L'urgence électorale à la question dynastique

L'Assemblée prorogée jusqu'en 2026 devra se prononcer sur des réformes majeures. Les 180 députés conservent leurs fonctions sans passage par les urnes et sans légitimité renouvelée pour trancher des questions constitutionnelles structurantes.

À moyen terme, l'empilement de prorogations successives génère des conflits de délais que seule une intervention législative d'urgence peut résoudre. Le calendrier électoral camerounais devient lui-même un instrument de gouvernance, ajusté selon les besoins du pouvoir plutôt que selon le rythme démocratique. Au-delà de la controverse politique, la crédibilité du processus démocratique camerounais lui-même se pose.

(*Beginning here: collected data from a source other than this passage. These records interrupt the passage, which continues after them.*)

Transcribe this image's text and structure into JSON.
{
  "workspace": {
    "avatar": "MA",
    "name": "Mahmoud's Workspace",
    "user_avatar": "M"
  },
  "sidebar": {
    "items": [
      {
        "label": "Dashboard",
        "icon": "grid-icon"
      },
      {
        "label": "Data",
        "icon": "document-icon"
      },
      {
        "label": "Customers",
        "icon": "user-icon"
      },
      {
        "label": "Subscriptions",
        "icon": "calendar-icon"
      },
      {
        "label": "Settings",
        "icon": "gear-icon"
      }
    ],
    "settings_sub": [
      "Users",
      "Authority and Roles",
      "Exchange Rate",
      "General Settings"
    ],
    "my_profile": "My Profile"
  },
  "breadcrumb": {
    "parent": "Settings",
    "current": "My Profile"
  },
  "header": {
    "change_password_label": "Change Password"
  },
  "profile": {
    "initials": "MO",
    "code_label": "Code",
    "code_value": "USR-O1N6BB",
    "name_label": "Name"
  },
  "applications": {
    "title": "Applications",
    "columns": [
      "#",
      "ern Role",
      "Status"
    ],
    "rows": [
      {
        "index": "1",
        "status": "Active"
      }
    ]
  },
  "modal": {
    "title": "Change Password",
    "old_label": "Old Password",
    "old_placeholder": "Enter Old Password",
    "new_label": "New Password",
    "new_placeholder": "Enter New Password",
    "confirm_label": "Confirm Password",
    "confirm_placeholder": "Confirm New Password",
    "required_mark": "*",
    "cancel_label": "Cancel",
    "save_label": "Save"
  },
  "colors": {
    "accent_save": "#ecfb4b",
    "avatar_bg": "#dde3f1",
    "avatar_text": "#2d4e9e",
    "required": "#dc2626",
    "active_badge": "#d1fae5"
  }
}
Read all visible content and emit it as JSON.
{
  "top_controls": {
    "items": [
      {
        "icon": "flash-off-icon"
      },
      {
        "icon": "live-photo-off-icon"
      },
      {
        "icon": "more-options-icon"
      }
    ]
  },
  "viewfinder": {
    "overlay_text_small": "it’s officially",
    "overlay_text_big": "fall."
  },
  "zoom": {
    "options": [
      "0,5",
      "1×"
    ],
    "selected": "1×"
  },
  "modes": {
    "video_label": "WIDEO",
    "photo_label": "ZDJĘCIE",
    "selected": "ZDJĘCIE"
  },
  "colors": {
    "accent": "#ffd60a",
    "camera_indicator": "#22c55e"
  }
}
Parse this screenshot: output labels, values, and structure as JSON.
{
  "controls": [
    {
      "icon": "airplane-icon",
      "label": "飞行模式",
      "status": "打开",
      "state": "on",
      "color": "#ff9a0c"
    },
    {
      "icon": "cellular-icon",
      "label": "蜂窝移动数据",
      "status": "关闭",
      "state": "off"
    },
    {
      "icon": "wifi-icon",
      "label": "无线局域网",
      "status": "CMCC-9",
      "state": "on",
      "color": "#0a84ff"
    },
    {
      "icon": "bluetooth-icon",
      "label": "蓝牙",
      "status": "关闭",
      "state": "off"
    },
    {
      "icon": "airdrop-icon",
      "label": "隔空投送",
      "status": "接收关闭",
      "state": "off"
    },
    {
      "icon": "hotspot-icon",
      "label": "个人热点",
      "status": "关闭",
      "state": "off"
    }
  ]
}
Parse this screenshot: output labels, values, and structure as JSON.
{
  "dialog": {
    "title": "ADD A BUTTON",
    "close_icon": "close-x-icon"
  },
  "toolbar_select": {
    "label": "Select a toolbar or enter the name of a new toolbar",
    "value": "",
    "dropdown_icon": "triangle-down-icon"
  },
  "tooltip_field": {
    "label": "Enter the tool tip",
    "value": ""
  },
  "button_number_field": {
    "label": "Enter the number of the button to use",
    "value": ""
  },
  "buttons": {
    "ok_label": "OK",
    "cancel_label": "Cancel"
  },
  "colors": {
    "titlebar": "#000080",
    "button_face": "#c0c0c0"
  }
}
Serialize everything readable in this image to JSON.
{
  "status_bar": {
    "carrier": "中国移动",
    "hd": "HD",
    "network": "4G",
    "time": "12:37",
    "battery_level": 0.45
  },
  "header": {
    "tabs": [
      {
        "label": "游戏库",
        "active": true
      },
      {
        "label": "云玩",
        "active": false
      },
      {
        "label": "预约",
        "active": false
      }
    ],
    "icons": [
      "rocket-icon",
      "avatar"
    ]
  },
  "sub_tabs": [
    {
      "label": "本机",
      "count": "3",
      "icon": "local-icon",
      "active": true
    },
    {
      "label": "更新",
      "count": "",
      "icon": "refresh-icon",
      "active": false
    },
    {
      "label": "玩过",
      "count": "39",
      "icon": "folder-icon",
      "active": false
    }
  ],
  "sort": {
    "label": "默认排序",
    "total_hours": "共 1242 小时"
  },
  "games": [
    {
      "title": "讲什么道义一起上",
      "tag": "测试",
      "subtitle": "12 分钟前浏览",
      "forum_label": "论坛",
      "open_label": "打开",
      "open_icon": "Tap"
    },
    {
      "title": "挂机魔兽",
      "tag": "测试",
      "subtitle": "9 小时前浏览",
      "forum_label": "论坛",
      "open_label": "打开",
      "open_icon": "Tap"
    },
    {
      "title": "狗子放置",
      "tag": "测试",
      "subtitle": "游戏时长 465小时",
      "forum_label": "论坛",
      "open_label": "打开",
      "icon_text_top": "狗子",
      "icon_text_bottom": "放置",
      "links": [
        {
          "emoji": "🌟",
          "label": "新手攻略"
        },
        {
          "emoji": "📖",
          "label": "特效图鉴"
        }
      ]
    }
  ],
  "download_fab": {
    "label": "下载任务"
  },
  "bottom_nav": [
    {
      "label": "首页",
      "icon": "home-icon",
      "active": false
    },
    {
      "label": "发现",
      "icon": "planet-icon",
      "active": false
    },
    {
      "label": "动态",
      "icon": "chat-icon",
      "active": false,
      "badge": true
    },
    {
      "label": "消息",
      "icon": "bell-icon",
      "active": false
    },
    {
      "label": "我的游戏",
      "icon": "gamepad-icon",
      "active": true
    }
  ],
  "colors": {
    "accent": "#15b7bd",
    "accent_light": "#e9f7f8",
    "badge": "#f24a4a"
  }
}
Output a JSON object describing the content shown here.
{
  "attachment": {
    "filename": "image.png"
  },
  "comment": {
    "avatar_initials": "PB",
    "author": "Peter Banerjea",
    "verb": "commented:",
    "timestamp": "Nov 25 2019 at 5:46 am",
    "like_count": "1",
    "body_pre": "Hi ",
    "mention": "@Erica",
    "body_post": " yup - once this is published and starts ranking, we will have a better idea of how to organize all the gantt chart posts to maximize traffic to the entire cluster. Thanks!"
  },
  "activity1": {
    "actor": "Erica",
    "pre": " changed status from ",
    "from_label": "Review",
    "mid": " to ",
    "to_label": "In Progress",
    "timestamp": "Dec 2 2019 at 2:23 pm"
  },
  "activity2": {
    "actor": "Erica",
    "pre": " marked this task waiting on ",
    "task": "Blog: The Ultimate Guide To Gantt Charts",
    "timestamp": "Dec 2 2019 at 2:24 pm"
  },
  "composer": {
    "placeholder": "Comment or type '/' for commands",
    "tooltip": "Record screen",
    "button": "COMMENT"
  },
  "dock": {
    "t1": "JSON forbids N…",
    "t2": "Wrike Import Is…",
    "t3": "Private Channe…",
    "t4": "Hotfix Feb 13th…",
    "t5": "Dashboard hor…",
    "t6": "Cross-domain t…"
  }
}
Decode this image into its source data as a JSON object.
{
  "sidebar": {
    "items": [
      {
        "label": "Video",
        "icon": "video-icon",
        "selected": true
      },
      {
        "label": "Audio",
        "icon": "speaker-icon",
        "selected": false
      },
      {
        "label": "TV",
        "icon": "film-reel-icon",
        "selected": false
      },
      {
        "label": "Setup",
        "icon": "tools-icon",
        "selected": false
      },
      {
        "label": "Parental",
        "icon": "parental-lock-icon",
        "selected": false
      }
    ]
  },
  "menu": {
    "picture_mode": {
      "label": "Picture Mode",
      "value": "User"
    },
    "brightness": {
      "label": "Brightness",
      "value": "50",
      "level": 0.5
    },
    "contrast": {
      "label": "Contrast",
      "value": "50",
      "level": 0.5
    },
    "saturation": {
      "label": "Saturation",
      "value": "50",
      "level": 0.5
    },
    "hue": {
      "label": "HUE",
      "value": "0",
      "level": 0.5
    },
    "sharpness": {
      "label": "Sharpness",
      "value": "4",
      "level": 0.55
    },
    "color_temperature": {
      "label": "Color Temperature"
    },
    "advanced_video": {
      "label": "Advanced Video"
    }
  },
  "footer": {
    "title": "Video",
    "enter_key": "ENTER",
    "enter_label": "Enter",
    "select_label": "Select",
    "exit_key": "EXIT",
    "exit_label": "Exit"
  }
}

Tout cela dans un pays où les élections ont l'air de n'être que de simples formalités, tant leurs résultats sont prévisibles.

Le Cameroun de 2026 présente une configuration singulière : un président réélu dans un scrutin contesté, un parlement en survie prolongée par sa propre majorité, et un calendrier électoral perpétuellement différé. La question n'est plus de savoir si les institutions fonctionnent selon les règles elles le font, à la lettre. La question est de savoir si des règles invoquées sans cesse pour reporter la volonté populaire méritent encore d'être appelées démocratiques.